Amérique du Sud: L’État d’urgence en Équateur après des émeutes en prison

Les mutineries ayant eu lieu mercredi ont fait au moins 27 morts, ont indiqué les autorités vendredi. L’état d’urgence a été déclarée par le président.

Les mutineries qui ont eu lieu dans deux prisons mercredi ont fait 27 morts, selon le dernier bilan des autorités équatoriennes. Après ces émeutes, « 19 personnes privées de liberté seraient mortes, dont une par pendaison » dans la prison de Cotopaxi (centre), a indiqué sur Twitter le service pénitentiaire (SNAI). Huit personnes sont également mortes dans le pénitencier de Guayas, au sud-ouest de l’Équateur.

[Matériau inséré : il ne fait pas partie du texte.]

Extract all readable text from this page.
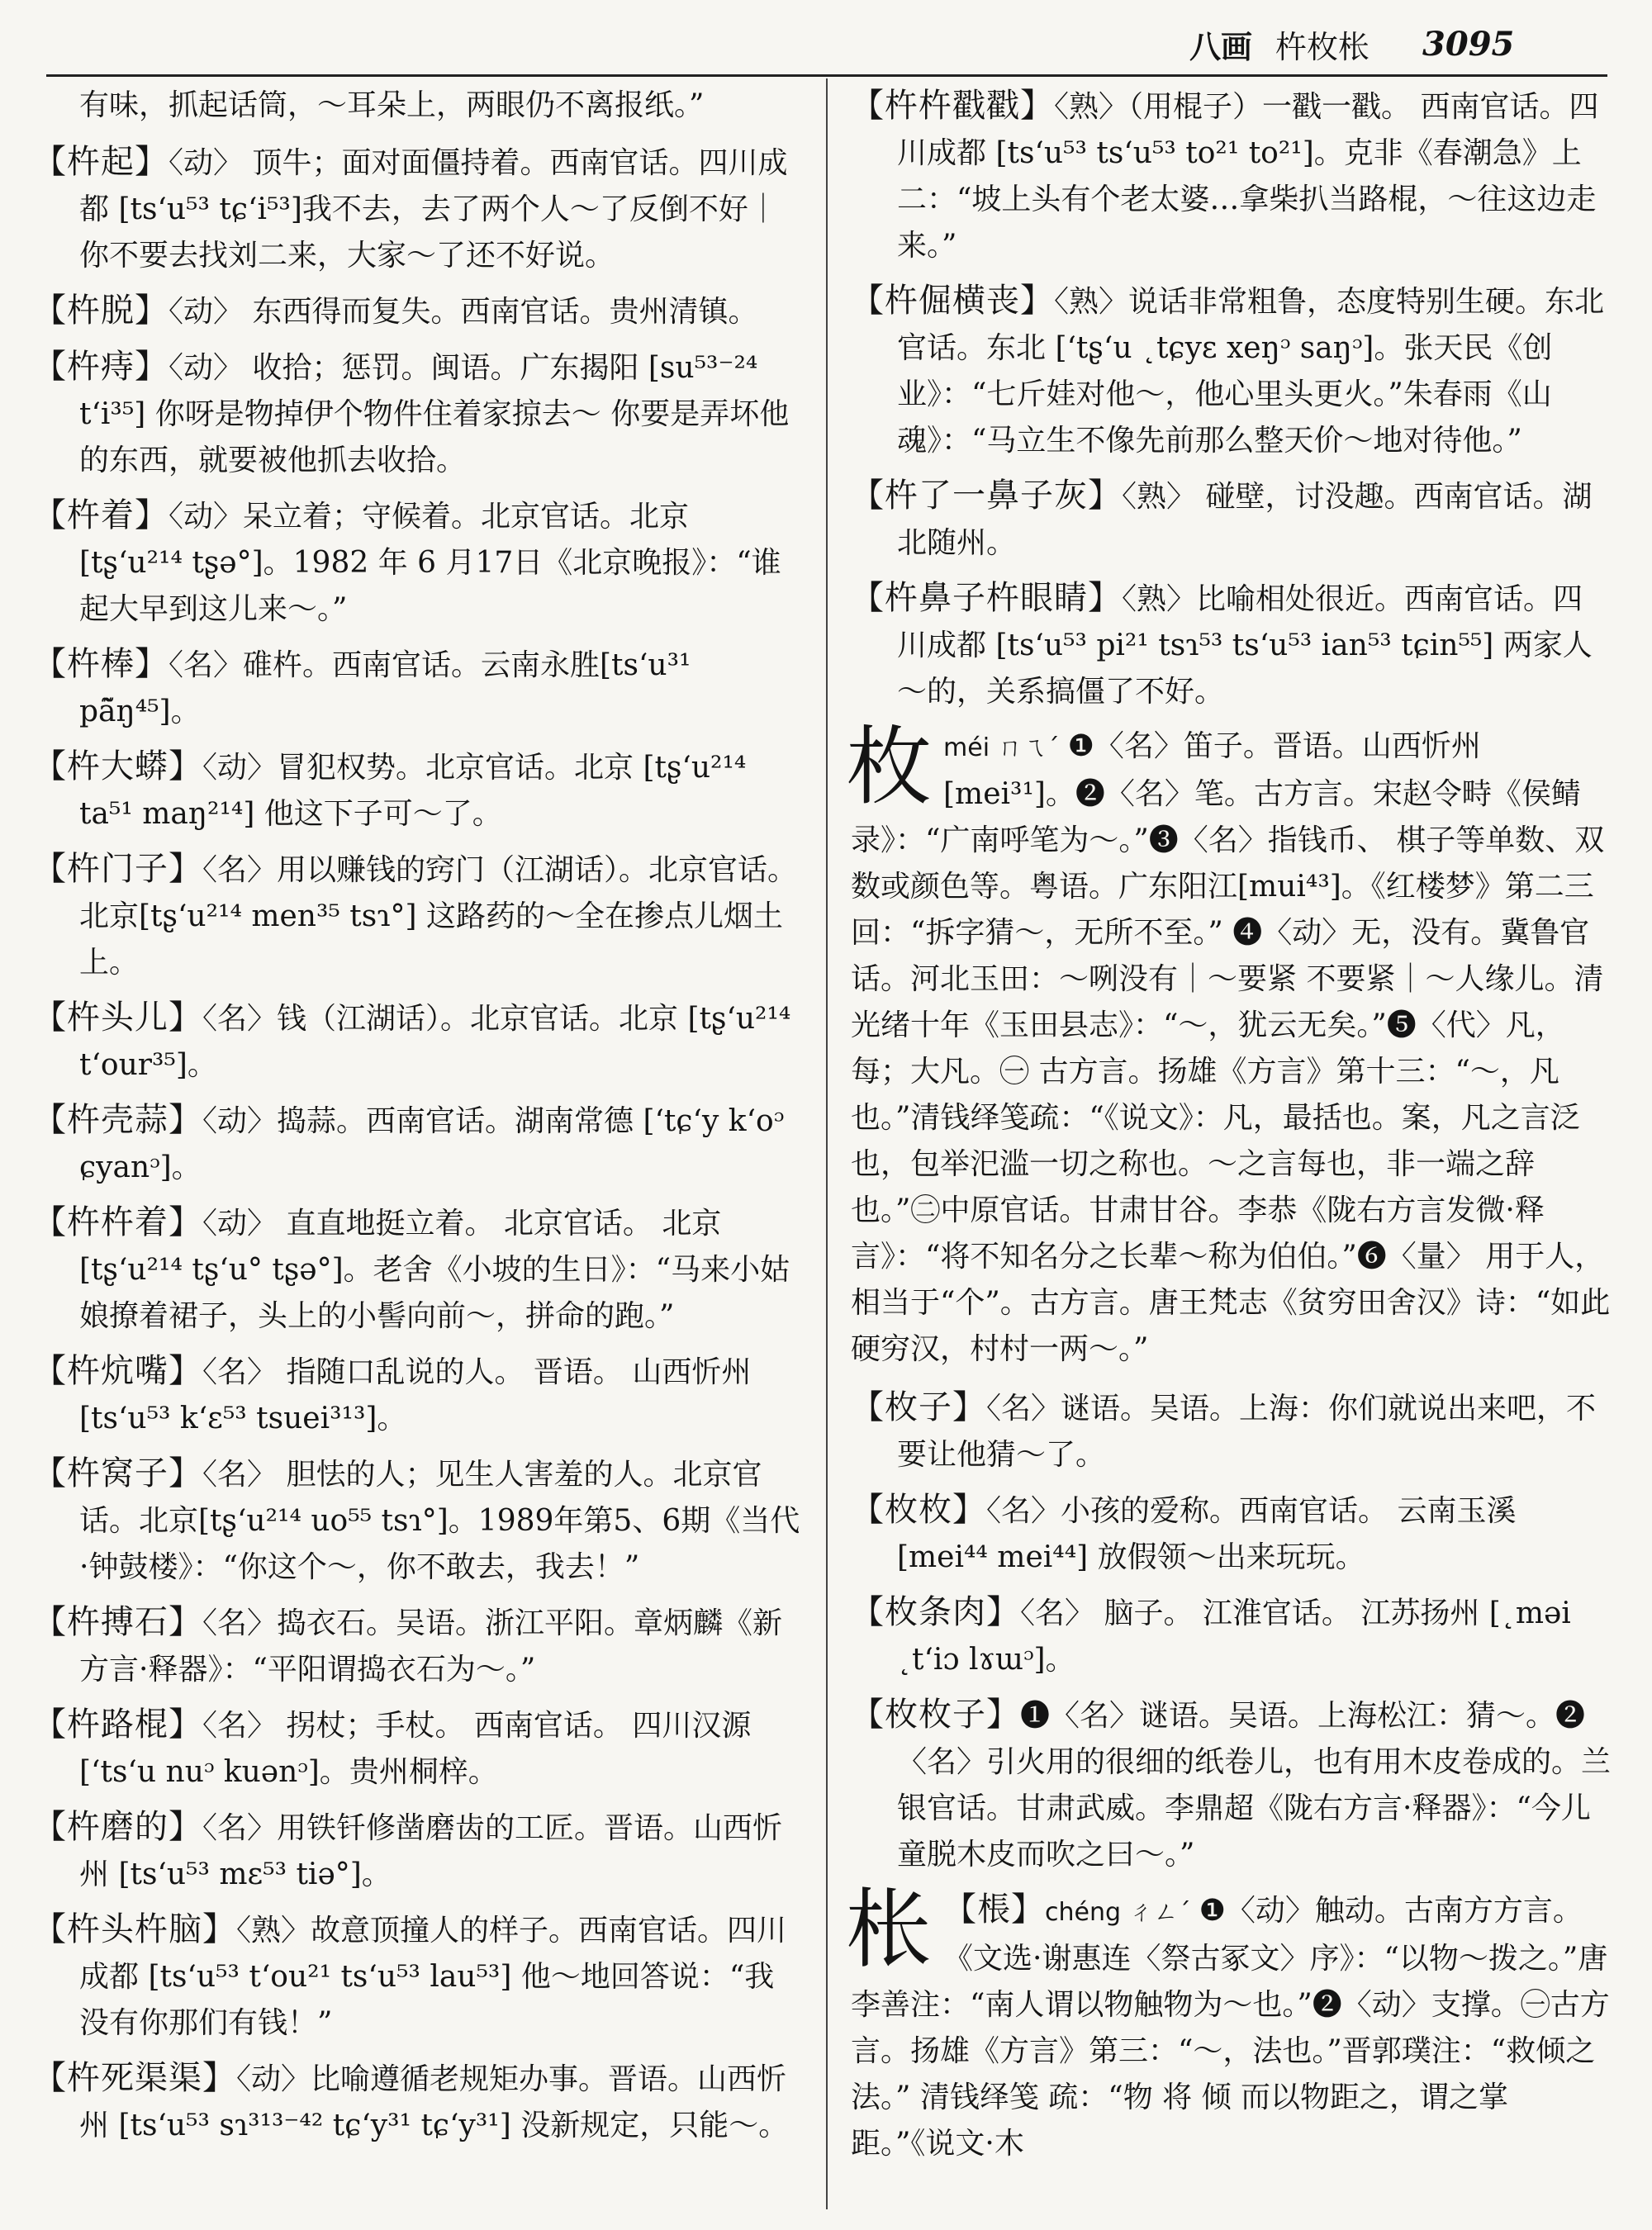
八画 杵枚枨 3095
有味，抓起话筒，～耳朵上，两眼仍不离报纸。”
【杵起】〈动〉 顶牛；面对面僵持着。西南官话。四川成都 [tsʻu⁵³ tɕʻi⁵³]我不去，去了两个人～了反倒不好｜你不要去找刘二来，大家～了还不好说。
【杵脱】〈动〉 东西得而复失。西南官话。贵州清镇。
【杵痔】〈动〉 收拾；惩罚。闽语。广东揭阳 [su⁵³⁻²⁴ tʻi³⁵] 你呀是物掉伊个物件住着家掠去～ 你要是弄坏他的东西，就要被他抓去收拾。
【杵着】〈动〉呆立着；守候着。北京官话。北京 [tʂʻu²¹⁴ tʂə°]。1982 年 6 月17日《北京晚报》：“谁起大早到这儿来～。”
【杵棒】〈名〉碓杵。西南官话。云南永胜[tsʻu³¹ pã̃ŋ⁴⁵]。
【杵大蟒】〈动〉冒犯权势。北京官话。北京 [tʂʻu²¹⁴ ta⁵¹ maŋ²¹⁴] 他这下子可～了。
【杵门子】〈名〉用以赚钱的窍门（江湖话）。北京官话。北京[tʂʻu²¹⁴ men³⁵ tsɿ°] 这路药的～全在掺点儿烟土上。
【杵头儿】〈名〉钱（江湖话）。北京官话。北京 [tʂʻu²¹⁴ tʻour³⁵]。
【杵壳蒜】〈动〉捣蒜。西南官话。湖南常德 [ʻtɕʻy kʻoᵓ ɕyanᵓ]。
【杵杵着】〈动〉 直直地挺立着。 北京官话。 北京 [tʂʻu²¹⁴ tʂʻu° tʂə°]。老舍《小坡的生日》：“马来小姑娘撩着裙子，头上的小髻向前～，拼命的跑。”
【杵炕嘴】〈名〉 指随口乱说的人。 晋语。 山西忻州 [tsʻu⁵³ kʻɛ⁵³ tsuei³¹³]。
【杵窝子】〈名〉 胆怯的人；见生人害羞的人。北京官话。北京[tʂʻu²¹⁴ uo⁵⁵ tsɿ°]。1989年第5、6期《当代·钟鼓楼》：“你这个～，你不敢去，我去！”
【杵搏石】〈名〉捣衣石。吴语。浙江平阳。章炳麟《新方言·释器》：“平阳谓捣衣石为～。”
【杵路棍】〈名〉 拐杖；手杖。 西南官话。 四川汉源 [ʻtsʻu nuᵓ kuənᵓ]。贵州桐梓。
【杵磨的】〈名〉用铁钎修凿磨齿的工匠。晋语。山西忻州 [tsʻu⁵³ mɛ⁵³ tiə°]。
【杵头杵脑】〈熟〉故意顶撞人的样子。西南官话。四川成都 [tsʻu⁵³ tʻou²¹ tsʻu⁵³ lau⁵³] 他～地回答说：“我没有你那们有钱！”
【杵死渠渠】〈动〉比喻遵循老规矩办事。晋语。山西忻州 [tsʻu⁵³ sɿ³¹³⁻⁴² tɕʻy³¹ tɕʻy³¹] 没新规定，只能～。
【杵杵戳戳】〈熟〉（用棍子）一戳一戳。 西南官话。四川成都 [tsʻu⁵³ tsʻu⁵³ to²¹ to²¹]。克非《春潮急》上二：“坡上头有个老太婆…拿柴扒当路棍，～往这边走来。”
【杵倔横丧】〈熟〉说话非常粗鲁，态度特别生硬。东北官话。东北 [ʻtʂʻu ˛tɕyɛ xeŋᵓ saŋᵓ]。张天民《创业》：“七斤娃对他～，他心里头更火。”朱春雨《山魂》：“马立生不像先前那么整天价～地对待他。”
【杵了一鼻子灰】〈熟〉 碰壁，讨没趣。西南官话。湖北随州。
【杵鼻子杵眼睛】〈熟〉比喻相处很近。西南官话。四川成都 [tsʻu⁵³ pi²¹ tsɿ⁵³ tsʻu⁵³ ian⁵³ tɕin⁵⁵] 两家人～的，关系搞僵了不好。
枚méi ㄇㄟˊ ❶〈名〉笛子。晋语。山西忻州[mei³¹]。❷〈名〉笔。古方言。宋赵令畤《侯鲭录》：“广南呼笔为～。”❸〈名〉指钱币、 棋子等单数、双数或颜色等。粤语。广东阳江[mui⁴³]。《红楼梦》第二三回：“拆字猜～，无所不至。” ❹〈动〉无，没有。冀鲁官话。河北玉田：～咧没有｜～要紧 不要紧｜～人缘儿。清光绪十年《玉田县志》：“～，犹云无矣。”❺〈代〉凡，每；大凡。㊀ 古方言。扬雄《方言》第十三：“～，凡也。”清钱绎笺疏：“《说文》：凡，最括也。案，凡之言泛也，包举汜滥一切之称也。～之言每也，非一端之辞也。”㊁中原官话。甘肃甘谷。李恭《陇右方言发微·释言》：“将不知名分之长辈～称为伯伯。”❻〈量〉 用于人，相当于“个”。古方言。唐王梵志《贫穷田舍汉》诗：“如此硬穷汉，村村一两～。”
【枚子】〈名〉谜语。吴语。上海：你们就说出来吧，不要让他猜～了。
【枚枚】〈名〉小孩的爱称。西南官话。 云南玉溪 [mei⁴⁴ mei⁴⁴] 放假领～出来玩玩。
【枚条肉】〈名〉 脑子。 江淮官话。 江苏扬州 [˛məi ˛tʻiɔ lɤɯᵓ]。
【枚枚子】❶〈名〉谜语。吴语。上海松江：猜～。❷〈名〉引火用的很细的纸卷儿，也有用木皮卷成的。兰银官话。甘肃武威。李鼎超《陇右方言·释器》：“今儿童脱木皮而吹之曰～。”
枨 【棖】chéng ㄔㄥˊ ❶〈动〉触动。古南方方言。《文选·谢惠连〈祭古冢文〉序》：“以物～拨之。”唐李善注：“南人谓以物触物为～也。”❷〈动〉支撑。㊀古方言。扬雄《方言》第三：“～，法也。”晋郭璞注：“救倾之法。” 清钱绎笺 疏：“物 将 倾 而以物距之，谓之掌距。”《说文·木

Les mutineries ont en outre fait 57 blessés, dont huit policiers, et une policière a été agressée sexuellement. Selon le gouverneur de Cotopaxi, Oswaldo Coronel, mercredi, les émeutiers « ont utilisé des armes à feu de gros calibre, ainsi que des explosifs qui ont causé d’importants dégâts à l’intérieur du centre pénitentiaire ».

État d’urgence déclaré

La violence des mutineries qui ont touché ces deux prisons équatoriennes mercredi a poussé le président Guillermo Lasso a déclaré l’état d’urgence. « Nous allons entamer un processus de restructuration total du système carcéral », a également déclaré le chef de l’État, qui a remplacé le directeur de l’administration pénitentiaire par un militaire.

Il a annoncé que l’armée serait désormais chargée de contrôler l’accès aux prisons, tandis que la police gardera l’intérieur. Jusqu’à présent, la sécurité des établissements pénitentiaires était assurée par des gardes pénitentiaires civils. Il a aussi lancé un avertissement aux bandes de trafiquants de drogue qui s’affrontent dans les prisons, rapporte notre correspondant à Quito, Éric Samson : son gouvernement « ne sera pas aussi tiède que les précédents… vous serez vaincus ».

Le système carcéral à bout de souffle

De nouveaux massacres donc, mais de vieux problèmes. Voilà comment résumer cette nouvelle flambée de violence dans les prisons de Latacunga et Guayaquil. L’équipement dont disposait les bandes rivales qui se sont affrontées repose la question du contrôle dans les prisons. Car outre les armes, les portables et la drogue infiltrés par les familles lors des visites, il y a aussi de nombreux gardes qui sont achetés, menacés, eux et leur famille, voire assassinés s’ils refusent de fermer les yeux.

La surpopulation dans les prisons n’est également pas nouvelle. Il y a actuellement plus de 39 000 détenus, soit 9 000 de plus que la capacité maximale. Pour soulager la pression, le gouvernement va d’ailleurs permettre la pré-liberté de 5 000 détenus en fin de peine.

D’un côté, il y a plus de détenus mais de l’autre, moins de budget. Il est aujourd’hui de 85 millions d’euros, moins que ce qui était disponible il y a dix ans pour moitié moins de prisonniers. Il n’y a donc pas d’argent pour recruter ou moderniser les systèmes de surveillance.